With Judah, Jacob begins offering blessings in earnest. Jacob blesses him with lion’s strength, prosperity, and wise and powerful descendants. Zebulun he blesses with success on the seas. To Issachar he gives the strength to bear labor. He blesses Dan to be the avenger of his people. Gad he blesses with military might.He offers Asher richness of bread and delicacies. He notes Naphtali for his swiftness and wise sayings. To Joseph, he bequeaths blessings of the earth and the womb, greater than any Jacob himself received. Finally, Jacob likens Benjamin to a wolf, catching prey by morning and dividing spoils by evening.
Blessings complete, Jacob asks his sons again to bury him in Israel, in the Cave of Machpelah, with his wife, parents and grandparents. His final words imparted, Jacob passes.
The Israel Bible notes that the coastal inheritance bequeathed by Jacob to Zebulun enables the tribe later to enter into a special partnership with the tribe of Issachar; the former used their seafaring success to support the latter in Torah study, thus earning a share in their merit.
Points to Ponder
Why do you think Jacob chose to bless his sons by telling them “that which shall be befall you in the End of Days”?
Joseph weeps at Jacob’s passing, and orders his father’s body to be embalmed, a process which the Torah says takes forty days. He then asks Pharaoh’s leave to bury his father in Israel, as he had promised, and Pharaoh agrees.
Joseph’s brothers attended the burial, along with Pharaoh’s servants and the elders of Egypt.
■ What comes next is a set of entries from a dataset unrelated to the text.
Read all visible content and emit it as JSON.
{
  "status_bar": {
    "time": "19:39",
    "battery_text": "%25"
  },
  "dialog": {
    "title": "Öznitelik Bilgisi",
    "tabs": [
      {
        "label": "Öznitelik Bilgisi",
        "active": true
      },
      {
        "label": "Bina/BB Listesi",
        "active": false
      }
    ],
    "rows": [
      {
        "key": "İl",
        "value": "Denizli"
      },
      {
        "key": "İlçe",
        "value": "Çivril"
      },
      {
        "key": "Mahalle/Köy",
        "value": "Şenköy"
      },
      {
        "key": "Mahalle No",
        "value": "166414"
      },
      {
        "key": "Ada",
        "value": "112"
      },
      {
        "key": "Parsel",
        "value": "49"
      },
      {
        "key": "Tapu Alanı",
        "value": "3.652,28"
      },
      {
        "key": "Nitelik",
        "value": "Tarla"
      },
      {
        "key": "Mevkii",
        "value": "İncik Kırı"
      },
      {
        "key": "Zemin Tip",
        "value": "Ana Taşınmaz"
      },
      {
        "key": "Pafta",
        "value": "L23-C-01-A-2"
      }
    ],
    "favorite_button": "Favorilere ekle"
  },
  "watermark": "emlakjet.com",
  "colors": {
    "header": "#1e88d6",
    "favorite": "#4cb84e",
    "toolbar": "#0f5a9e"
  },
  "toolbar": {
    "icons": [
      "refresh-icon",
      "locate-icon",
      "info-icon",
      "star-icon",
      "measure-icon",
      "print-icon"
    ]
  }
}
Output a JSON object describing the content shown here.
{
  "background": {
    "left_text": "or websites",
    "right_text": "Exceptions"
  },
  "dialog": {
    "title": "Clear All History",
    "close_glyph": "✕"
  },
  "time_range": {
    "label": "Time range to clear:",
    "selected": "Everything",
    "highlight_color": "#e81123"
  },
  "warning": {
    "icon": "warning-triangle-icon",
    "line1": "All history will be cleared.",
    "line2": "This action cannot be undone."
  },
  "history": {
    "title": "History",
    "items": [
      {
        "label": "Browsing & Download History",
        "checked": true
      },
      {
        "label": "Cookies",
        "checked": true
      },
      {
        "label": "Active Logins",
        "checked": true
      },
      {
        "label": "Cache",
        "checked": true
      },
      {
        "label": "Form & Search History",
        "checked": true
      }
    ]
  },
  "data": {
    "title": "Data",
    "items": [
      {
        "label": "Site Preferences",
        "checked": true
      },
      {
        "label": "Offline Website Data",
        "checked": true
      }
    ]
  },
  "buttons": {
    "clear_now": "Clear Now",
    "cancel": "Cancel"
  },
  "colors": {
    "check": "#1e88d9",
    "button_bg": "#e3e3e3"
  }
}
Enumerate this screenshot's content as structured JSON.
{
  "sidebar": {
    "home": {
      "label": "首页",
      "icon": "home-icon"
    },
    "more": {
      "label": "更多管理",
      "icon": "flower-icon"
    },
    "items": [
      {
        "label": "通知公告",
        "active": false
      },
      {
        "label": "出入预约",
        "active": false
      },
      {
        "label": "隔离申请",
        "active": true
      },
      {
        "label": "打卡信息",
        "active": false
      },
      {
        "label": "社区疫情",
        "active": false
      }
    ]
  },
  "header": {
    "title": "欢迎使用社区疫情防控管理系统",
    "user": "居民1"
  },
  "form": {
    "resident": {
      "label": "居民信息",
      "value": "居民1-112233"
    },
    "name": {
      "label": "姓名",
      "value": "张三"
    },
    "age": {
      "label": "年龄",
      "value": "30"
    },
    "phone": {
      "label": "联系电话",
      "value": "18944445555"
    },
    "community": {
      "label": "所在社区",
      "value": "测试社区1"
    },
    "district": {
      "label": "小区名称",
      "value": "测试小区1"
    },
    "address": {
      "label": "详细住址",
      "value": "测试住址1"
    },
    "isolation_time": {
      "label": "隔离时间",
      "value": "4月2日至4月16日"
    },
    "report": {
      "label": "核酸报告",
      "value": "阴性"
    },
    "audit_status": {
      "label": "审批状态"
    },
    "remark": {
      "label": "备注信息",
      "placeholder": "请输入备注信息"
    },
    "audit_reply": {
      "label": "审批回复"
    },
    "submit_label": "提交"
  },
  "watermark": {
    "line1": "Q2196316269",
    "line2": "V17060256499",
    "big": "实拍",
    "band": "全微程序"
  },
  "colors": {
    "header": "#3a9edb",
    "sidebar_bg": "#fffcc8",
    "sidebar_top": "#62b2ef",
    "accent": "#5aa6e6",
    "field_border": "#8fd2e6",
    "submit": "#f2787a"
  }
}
So impressive was the Egyptian entourage, in fact, that the local Canaanites renamed the site Avel Mitzrayim, which means ‘Egypt’s mourning’. Jacob was buried, as requested, in the Cave of Machpelah, accompanied by a great eulogy and a seven-day mourning period., a custom still practiced by Jews today.
Points to Ponder
Why do you think the Egyptians attended Jacob’s funeral in Israel?
Joseph’s Final Days
After Jacob’s death, the brothers worry that Joseph will at long last be moved to avenge himself upon them. They therefore claim their father asked before he died that Joseph be merciful and forgive his brothers for what they did to him. They offer to serve him as slaves.
Joseph responds that although their initial intentions were to harm him, God always meant for events to turn out for the best. Joseph assures his brothers he has no intention of punishing them for their actions. Rather, he plans to sustain them and their families in Egypt.
Joseph lives to 110 years of age, seeing his grandsons have children. On his deathbed, he tells his brothers that God will surely remember them and bring their children out of Egypt and back to the Holy Land. At that time, he asks, those descendants should bring his bones with them out of Egypt to Israel.
The Israel Bible points out that the unique phrase Joseph uses, God shall “surely visit” you, is meant not only as a promise, but a sign. When Moses arrives on the scene a century or so later using the exact same phrase, the people know their redemption is imminent. While this sojourn in Egypt would only be one of many trials the Children of Israel would suffer, the promise God made to Abraham, Isaac and Jacob, repeated here by Joseph, means the Jewish people will ultimately be a great nation residing in the Land of Israel, where they belong.
Points to Ponder
Why do you think, 17 years after being reunited, the brothers still worry that Joseph will turn on them?